Так прошло время до трех часов; хозяин-чиновник, возвратясь из должности, зашел, как делал он это каждодневно, на половину Михайла Егорыча, ради того, чтобы изъявить ему свое почтение, а другое, может быть, и для того, что не удастся ли рюмочку-другую выпить водочки, которая у Мановского была всегда отличная.
– А что, их милость дома или нет? – спросил он у Сеньки.
– Дома-то, дома, хмелен только, – отвечал тот.
– Ну, вот на здоровье; почивать, значит, теперь изволит.
– Бог его знает, спит не спит, а лежит да глазами только хлопает. Слышите, вон замычал.

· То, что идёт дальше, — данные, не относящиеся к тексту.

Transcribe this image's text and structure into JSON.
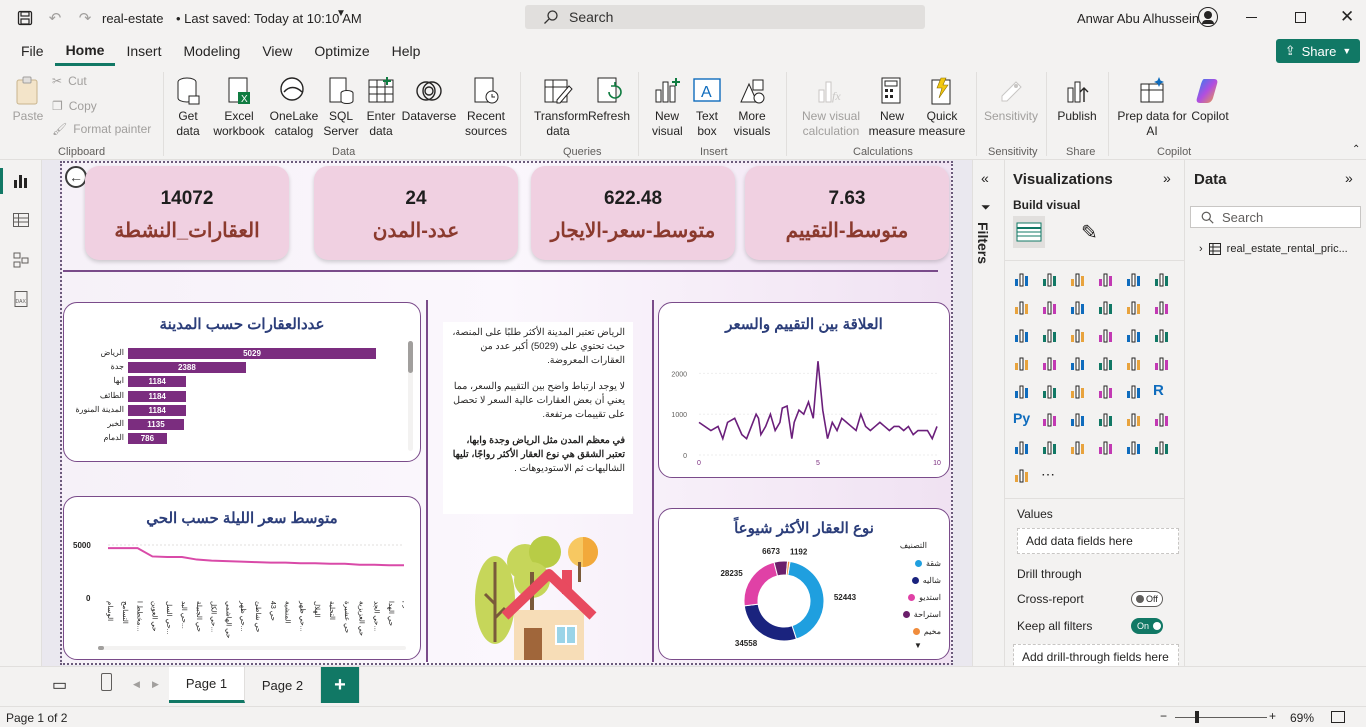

– Ай, батенька, царица небесная! Да чтой-то это такое, поглядеть надо, – проговорил добряк и заглянул в спальню. Михайло Егорыч лежал вверх лицом сначала неподвижно, потом приподнял левой рукой правую, подержал ее в воздухе и отпустил; она, как плеть, упала на постель.
– Отцы мои! Да у него владения, знать, нет, – вскрикнул приказный, всплеснувши руками. – Отец мой! Михайло Егорыч! – произнес он, подходя к постели.

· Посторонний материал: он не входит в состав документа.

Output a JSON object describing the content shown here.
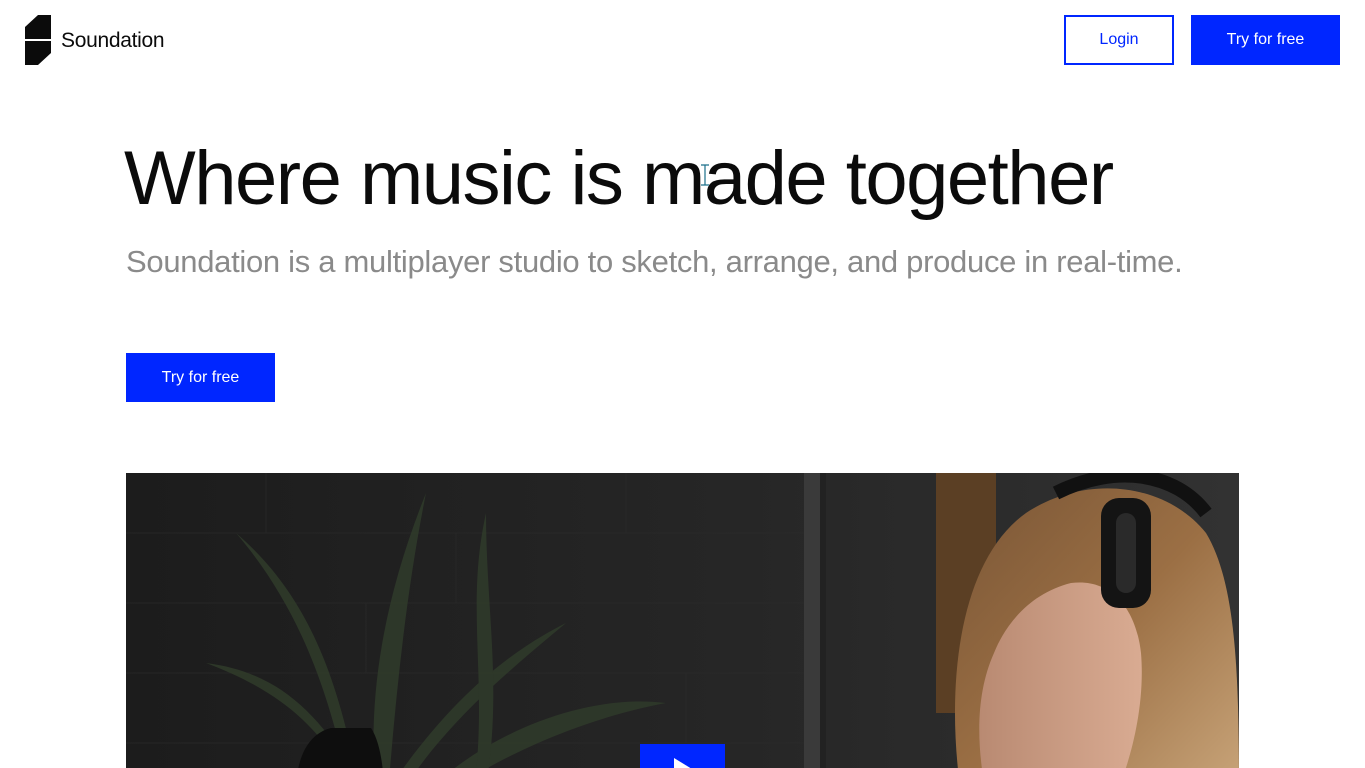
{
  "header": {
    "brand_name": "Soundation",
    "login_label": "Login",
    "try_label": "Try for free"
  },
  "hero": {
    "title": "Where music is made together",
    "subtitle": "Soundation is a multiplayer studio to sketch, arrange, and produce in real-time.",
    "cta_label": "Try for free"
  },
  "video": {
    "play_icon": "play-icon"
  },
  "colors": {
    "accent": "#0026ff",
    "text": "#0b0b0b",
    "subtitle": "#8a8a8a",
    "background": "#ffffff"
  }
}
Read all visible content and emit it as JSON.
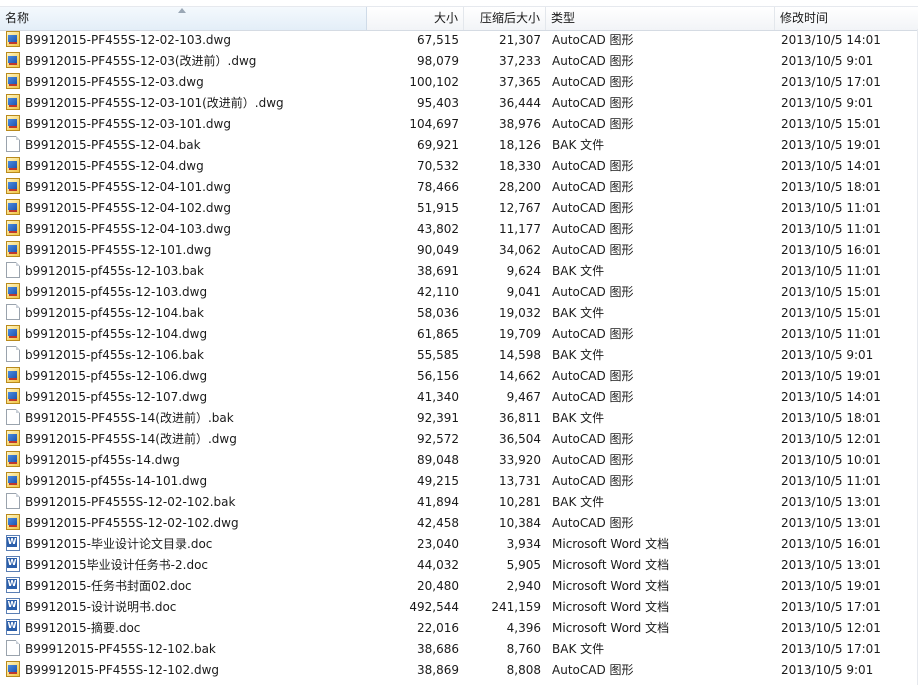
{
  "header": {
    "name": "名称",
    "size": "大小",
    "compressed": "压缩后大小",
    "type": "类型",
    "modified": "修改时间"
  },
  "files": [
    {
      "name": "B9912015-PF455S-12-02-103.dwg",
      "size": "67,515",
      "compressed": "21,307",
      "type": "AutoCAD 图形",
      "modified": "2013/10/5 14:01",
      "icon": "dwg"
    },
    {
      "name": "B9912015-PF455S-12-03(改进前）.dwg",
      "size": "98,079",
      "compressed": "37,233",
      "type": "AutoCAD 图形",
      "modified": "2013/10/5 9:01",
      "icon": "dwg"
    },
    {
      "name": "B9912015-PF455S-12-03.dwg",
      "size": "100,102",
      "compressed": "37,365",
      "type": "AutoCAD 图形",
      "modified": "2013/10/5 17:01",
      "icon": "dwg"
    },
    {
      "name": "B9912015-PF455S-12-03-101(改进前）.dwg",
      "size": "95,403",
      "compressed": "36,444",
      "type": "AutoCAD 图形",
      "modified": "2013/10/5 9:01",
      "icon": "dwg"
    },
    {
      "name": "B9912015-PF455S-12-03-101.dwg",
      "size": "104,697",
      "compressed": "38,976",
      "type": "AutoCAD 图形",
      "modified": "2013/10/5 15:01",
      "icon": "dwg"
    },
    {
      "name": "B9912015-PF455S-12-04.bak",
      "size": "69,921",
      "compressed": "18,126",
      "type": "BAK 文件",
      "modified": "2013/10/5 19:01",
      "icon": "bak"
    },
    {
      "name": "B9912015-PF455S-12-04.dwg",
      "size": "70,532",
      "compressed": "18,330",
      "type": "AutoCAD 图形",
      "modified": "2013/10/5 14:01",
      "icon": "dwg"
    },
    {
      "name": "B9912015-PF455S-12-04-101.dwg",
      "size": "78,466",
      "compressed": "28,200",
      "type": "AutoCAD 图形",
      "modified": "2013/10/5 18:01",
      "icon": "dwg"
    },
    {
      "name": "B9912015-PF455S-12-04-102.dwg",
      "size": "51,915",
      "compressed": "12,767",
      "type": "AutoCAD 图形",
      "modified": "2013/10/5 11:01",
      "icon": "dwg"
    },
    {
      "name": "B9912015-PF455S-12-04-103.dwg",
      "size": "43,802",
      "compressed": "11,177",
      "type": "AutoCAD 图形",
      "modified": "2013/10/5 11:01",
      "icon": "dwg"
    },
    {
      "name": "B9912015-PF455S-12-101.dwg",
      "size": "90,049",
      "compressed": "34,062",
      "type": "AutoCAD 图形",
      "modified": "2013/10/5 16:01",
      "icon": "dwg"
    },
    {
      "name": "b9912015-pf455s-12-103.bak",
      "size": "38,691",
      "compressed": "9,624",
      "type": "BAK 文件",
      "modified": "2013/10/5 11:01",
      "icon": "bak"
    },
    {
      "name": "b9912015-pf455s-12-103.dwg",
      "size": "42,110",
      "compressed": "9,041",
      "type": "AutoCAD 图形",
      "modified": "2013/10/5 15:01",
      "icon": "dwg"
    },
    {
      "name": "b9912015-pf455s-12-104.bak",
      "size": "58,036",
      "compressed": "19,032",
      "type": "BAK 文件",
      "modified": "2013/10/5 15:01",
      "icon": "bak"
    },
    {
      "name": "b9912015-pf455s-12-104.dwg",
      "size": "61,865",
      "compressed": "19,709",
      "type": "AutoCAD 图形",
      "modified": "2013/10/5 11:01",
      "icon": "dwg"
    },
    {
      "name": "b9912015-pf455s-12-106.bak",
      "size": "55,585",
      "compressed": "14,598",
      "type": "BAK 文件",
      "modified": "2013/10/5 9:01",
      "icon": "bak"
    },
    {
      "name": "b9912015-pf455s-12-106.dwg",
      "size": "56,156",
      "compressed": "14,662",
      "type": "AutoCAD 图形",
      "modified": "2013/10/5 19:01",
      "icon": "dwg"
    },
    {
      "name": "b9912015-pf455s-12-107.dwg",
      "size": "41,340",
      "compressed": "9,467",
      "type": "AutoCAD 图形",
      "modified": "2013/10/5 14:01",
      "icon": "dwg"
    },
    {
      "name": "B9912015-PF455S-14(改进前）.bak",
      "size": "92,391",
      "compressed": "36,811",
      "type": "BAK 文件",
      "modified": "2013/10/5 18:01",
      "icon": "bak"
    },
    {
      "name": "B9912015-PF455S-14(改进前）.dwg",
      "size": "92,572",
      "compressed": "36,504",
      "type": "AutoCAD 图形",
      "modified": "2013/10/5 12:01",
      "icon": "dwg"
    },
    {
      "name": "b9912015-pf455s-14.dwg",
      "size": "89,048",
      "compressed": "33,920",
      "type": "AutoCAD 图形",
      "modified": "2013/10/5 10:01",
      "icon": "dwg"
    },
    {
      "name": "b9912015-pf455s-14-101.dwg",
      "size": "49,215",
      "compressed": "13,731",
      "type": "AutoCAD 图形",
      "modified": "2013/10/5 11:01",
      "icon": "dwg"
    },
    {
      "name": "B9912015-PF4555S-12-02-102.bak",
      "size": "41,894",
      "compressed": "10,281",
      "type": "BAK 文件",
      "modified": "2013/10/5 13:01",
      "icon": "bak"
    },
    {
      "name": "B9912015-PF4555S-12-02-102.dwg",
      "size": "42,458",
      "compressed": "10,384",
      "type": "AutoCAD 图形",
      "modified": "2013/10/5 13:01",
      "icon": "dwg"
    },
    {
      "name": "B9912015-毕业设计论文目录.doc",
      "size": "23,040",
      "compressed": "3,934",
      "type": "Microsoft Word 文档",
      "modified": "2013/10/5 16:01",
      "icon": "doc"
    },
    {
      "name": "B9912015毕业设计任务书-2.doc",
      "size": "44,032",
      "compressed": "5,905",
      "type": "Microsoft Word 文档",
      "modified": "2013/10/5 13:01",
      "icon": "doc"
    },
    {
      "name": "B9912015-任务书封面02.doc",
      "size": "20,480",
      "compressed": "2,940",
      "type": "Microsoft Word 文档",
      "modified": "2013/10/5 19:01",
      "icon": "doc"
    },
    {
      "name": "B9912015-设计说明书.doc",
      "size": "492,544",
      "compressed": "241,159",
      "type": "Microsoft Word 文档",
      "modified": "2013/10/5 17:01",
      "icon": "doc"
    },
    {
      "name": "B9912015-摘要.doc",
      "size": "22,016",
      "compressed": "4,396",
      "type": "Microsoft Word 文档",
      "modified": "2013/10/5 12:01",
      "icon": "doc"
    },
    {
      "name": "B99912015-PF455S-12-102.bak",
      "size": "38,686",
      "compressed": "8,760",
      "type": "BAK 文件",
      "modified": "2013/10/5 17:01",
      "icon": "bak"
    },
    {
      "name": "B99912015-PF455S-12-102.dwg",
      "size": "38,869",
      "compressed": "8,808",
      "type": "AutoCAD 图形",
      "modified": "2013/10/5 9:01",
      "icon": "dwg"
    }
  ]
}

– Хмы! Хмы! Хмы! – мычал Мановский.
– Не сходить ли за доктором, Михайло Егорыч?
Мановский мотнул головой.
– Сейчас, батюшка, – сказал добряк и выбежал. – Поди к барину-то, – произнес он Сеньке, пробегая лакейскую.
Вскоре приехавший с ним лекарь осмотрел Мановского и велел ему пустить кровь и растирать правую сторону щетками.
– Что это такое, батюшка, что такое с благодетелем-то случилось? – спросил приказный, когда они вышли из спальни.
– Ничего, паралич, – отвечал мрачно и лаконически доктор и потом, севши на дрожки, проговорил сам с собою: – Скоты этакие, зовут и не платят.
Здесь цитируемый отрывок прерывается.